Negative information is becoming more numerous and accessible, which promotes doom scrolling. A practice that continues to grow, accentuated by the pandemic, yet has implications for mental health. Explanation.
Doom scrolling, the compulsive scrolling of negative information on your smartphone and on social networks, is a phenomenon that is gaining traction, especially since the Covid-19 crisis. Repeated incarceration has contributed to the increase in time spent in front of screens, both for work and leisure, by extension favoring time spent on predominantly negative news.
Earlier this year, a study published in theJournal of Technology, Mind and Behavior of the American Psychological Association confirmed that doom scrolling was not a trend that would disappear in the coming months, but rather a “unique behaviour” which mainly develops in the youngest and in men. Negative information often brings strong emotions and creates a reliance on staying up-to-date, which could explain why this phenomenon has grown so quickly, as well as why it’s bad for your health.

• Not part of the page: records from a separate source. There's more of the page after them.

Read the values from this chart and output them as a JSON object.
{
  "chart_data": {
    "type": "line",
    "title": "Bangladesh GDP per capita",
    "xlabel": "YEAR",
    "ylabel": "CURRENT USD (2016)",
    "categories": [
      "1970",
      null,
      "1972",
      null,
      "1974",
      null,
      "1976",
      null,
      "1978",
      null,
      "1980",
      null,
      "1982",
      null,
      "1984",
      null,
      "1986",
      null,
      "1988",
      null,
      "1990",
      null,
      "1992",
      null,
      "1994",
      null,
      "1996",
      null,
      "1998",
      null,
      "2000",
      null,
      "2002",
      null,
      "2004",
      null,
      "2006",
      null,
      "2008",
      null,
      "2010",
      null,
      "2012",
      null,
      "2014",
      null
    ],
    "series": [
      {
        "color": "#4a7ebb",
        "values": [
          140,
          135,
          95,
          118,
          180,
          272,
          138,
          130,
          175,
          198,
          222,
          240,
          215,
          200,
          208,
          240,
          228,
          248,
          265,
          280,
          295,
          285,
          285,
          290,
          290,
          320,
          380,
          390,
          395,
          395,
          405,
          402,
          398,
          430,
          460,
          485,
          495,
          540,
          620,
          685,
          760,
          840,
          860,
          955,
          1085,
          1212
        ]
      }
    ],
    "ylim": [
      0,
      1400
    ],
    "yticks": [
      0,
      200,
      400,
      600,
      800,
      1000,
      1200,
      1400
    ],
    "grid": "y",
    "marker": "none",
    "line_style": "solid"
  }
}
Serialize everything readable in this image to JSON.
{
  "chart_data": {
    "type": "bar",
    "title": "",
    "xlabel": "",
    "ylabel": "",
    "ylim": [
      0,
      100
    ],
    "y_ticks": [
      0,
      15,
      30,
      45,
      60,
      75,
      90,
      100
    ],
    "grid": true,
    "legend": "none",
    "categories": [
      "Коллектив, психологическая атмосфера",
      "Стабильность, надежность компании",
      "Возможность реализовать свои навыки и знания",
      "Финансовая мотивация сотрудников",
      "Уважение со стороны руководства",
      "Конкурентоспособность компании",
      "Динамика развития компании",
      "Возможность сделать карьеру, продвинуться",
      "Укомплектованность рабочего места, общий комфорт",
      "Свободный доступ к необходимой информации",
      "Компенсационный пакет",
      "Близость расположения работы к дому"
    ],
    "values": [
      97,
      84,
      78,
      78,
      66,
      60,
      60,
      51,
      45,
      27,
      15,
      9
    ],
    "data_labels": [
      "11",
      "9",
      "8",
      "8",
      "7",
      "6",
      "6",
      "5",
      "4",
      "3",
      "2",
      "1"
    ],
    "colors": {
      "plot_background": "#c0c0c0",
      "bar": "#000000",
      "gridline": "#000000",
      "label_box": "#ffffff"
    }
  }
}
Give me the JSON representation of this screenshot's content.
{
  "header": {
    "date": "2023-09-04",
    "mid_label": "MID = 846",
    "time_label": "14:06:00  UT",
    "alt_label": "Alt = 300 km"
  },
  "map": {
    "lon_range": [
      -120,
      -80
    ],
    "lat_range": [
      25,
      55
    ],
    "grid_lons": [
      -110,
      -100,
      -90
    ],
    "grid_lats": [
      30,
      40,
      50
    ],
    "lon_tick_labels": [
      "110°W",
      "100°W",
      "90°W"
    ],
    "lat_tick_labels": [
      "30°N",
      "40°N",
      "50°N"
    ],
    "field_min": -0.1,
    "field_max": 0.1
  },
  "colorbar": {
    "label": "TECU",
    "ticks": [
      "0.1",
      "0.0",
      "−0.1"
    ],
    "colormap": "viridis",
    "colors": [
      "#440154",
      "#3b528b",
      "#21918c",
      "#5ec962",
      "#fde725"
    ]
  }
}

More recently, a survey conducted by the UK site bupa, which specializes in health, reveals that Google searches related to morning fears increased 247% in 2022. This behavior can be explained by the need for constant reassurance to end the vicious circle of this bad news taken in the morning. to dawn. A mental health nurse in Bupa explains to: Cosmopolitan UK that the body registers this information as a threat and that it can eventually cause physical problems.

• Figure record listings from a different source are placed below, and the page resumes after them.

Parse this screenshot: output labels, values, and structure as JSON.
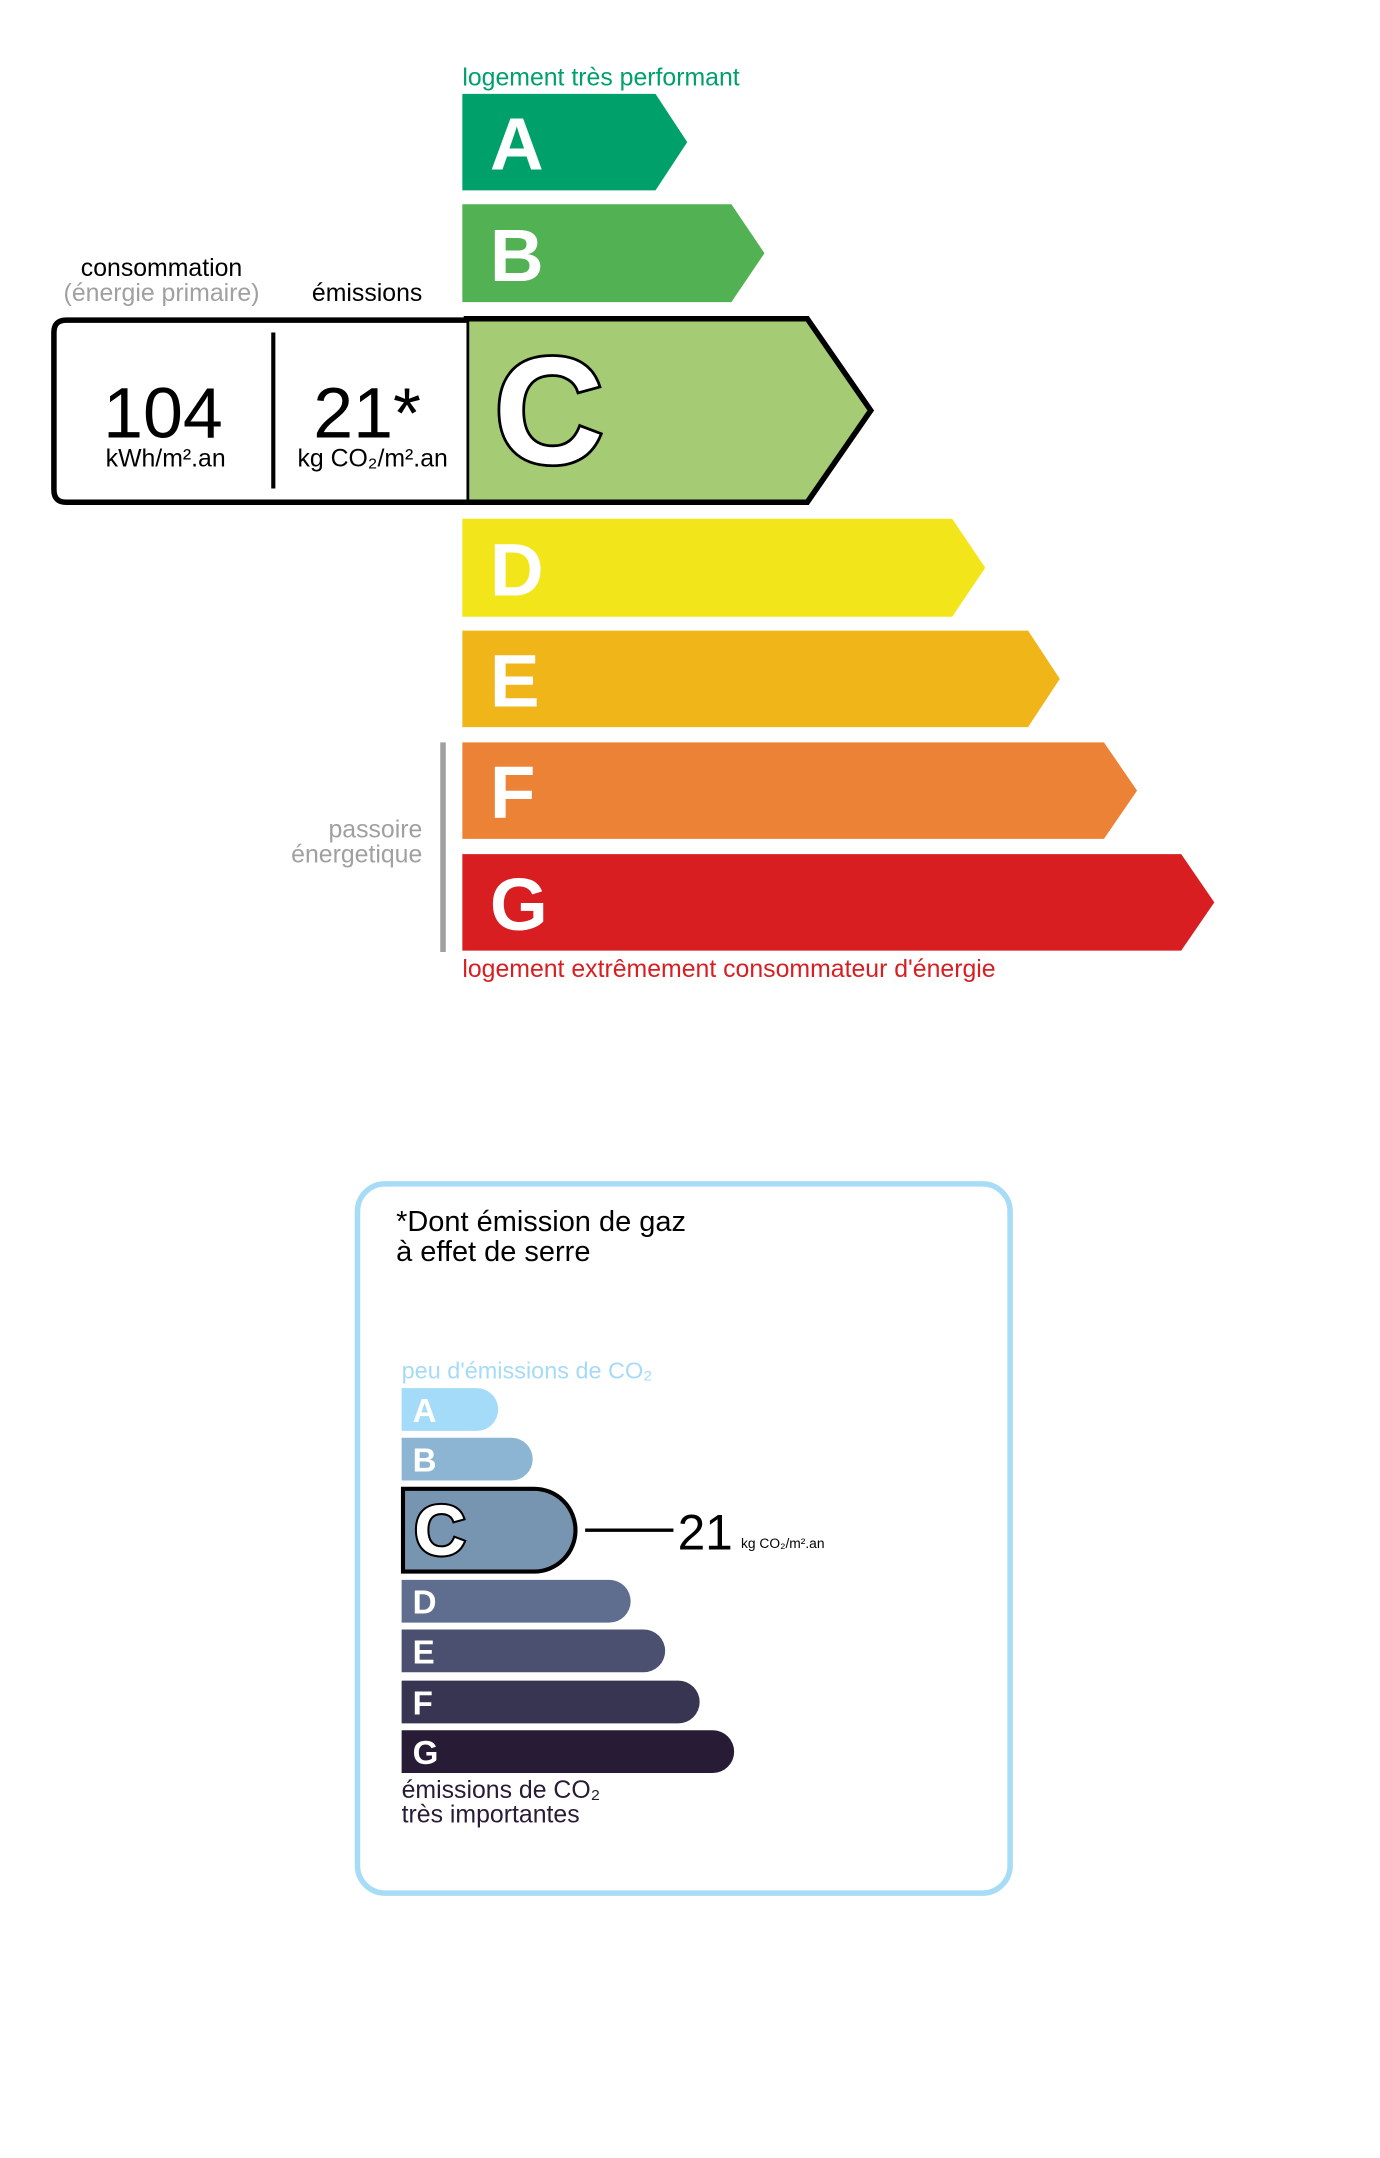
{
  "energy": {
    "top_label": "logement très performant",
    "bottom_label": "logement extrêmement consommateur d'énergie",
    "passoire": [
      "passoire",
      "énergetique"
    ],
    "consumption_label": "consommation",
    "consumption_sub": "(énergie primaire)",
    "emissions_label": "émissions",
    "consumption_value": "104",
    "consumption_unit": "kWh/m².an",
    "emissions_value": "21*",
    "emissions_unit": "kg CO₂/m².an",
    "current_class": "C",
    "classes": [
      {
        "letter": "A",
        "color": "#00a06b"
      },
      {
        "letter": "B",
        "color": "#52b153"
      },
      {
        "letter": "C",
        "color": "#a5cc74"
      },
      {
        "letter": "D",
        "color": "#f2e61b"
      },
      {
        "letter": "E",
        "color": "#f0b519"
      },
      {
        "letter": "F",
        "color": "#eb8235"
      },
      {
        "letter": "G",
        "color": "#d81e21"
      }
    ],
    "colors": {
      "top_label": "#00a06b",
      "bottom_label": "#d81e21",
      "passoire": "#a0a0a0"
    }
  },
  "ges": {
    "title_line1": "*Dont émission de gaz",
    "title_line2": "à effet de serre",
    "top_label": "peu d'émissions de CO₂",
    "bottom_label_line1": "émissions de CO₂",
    "bottom_label_line2": "très importantes",
    "value": "21",
    "unit": "kg CO₂/m².an",
    "current_class": "C",
    "classes": [
      {
        "letter": "A",
        "color": "#a4dbf8"
      },
      {
        "letter": "B",
        "color": "#8cb4d3"
      },
      {
        "letter": "C",
        "color": "#7794b1"
      },
      {
        "letter": "D",
        "color": "#5f6d8f"
      },
      {
        "letter": "E",
        "color": "#4c5070"
      },
      {
        "letter": "F",
        "color": "#383552"
      },
      {
        "letter": "G",
        "color": "#281b35"
      }
    ],
    "colors": {
      "border": "#a6dcf6",
      "top_label": "#a4dbf8",
      "bottom_label": "#281b35"
    }
  }
}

However, a few tricks can be applied to avoid the grip of doomscrolling. First of all, you can focus on yourself by avoiding the phone as soon as you wake up. It is also possible to disable notifications from news apps to avoid receiving negative news throughout the day. Finally, the most important thing is to try to disconnect. The more information you search for negative news, the more it fills your news feed.
Avoiding doom scrolling involves making a daily behavior change.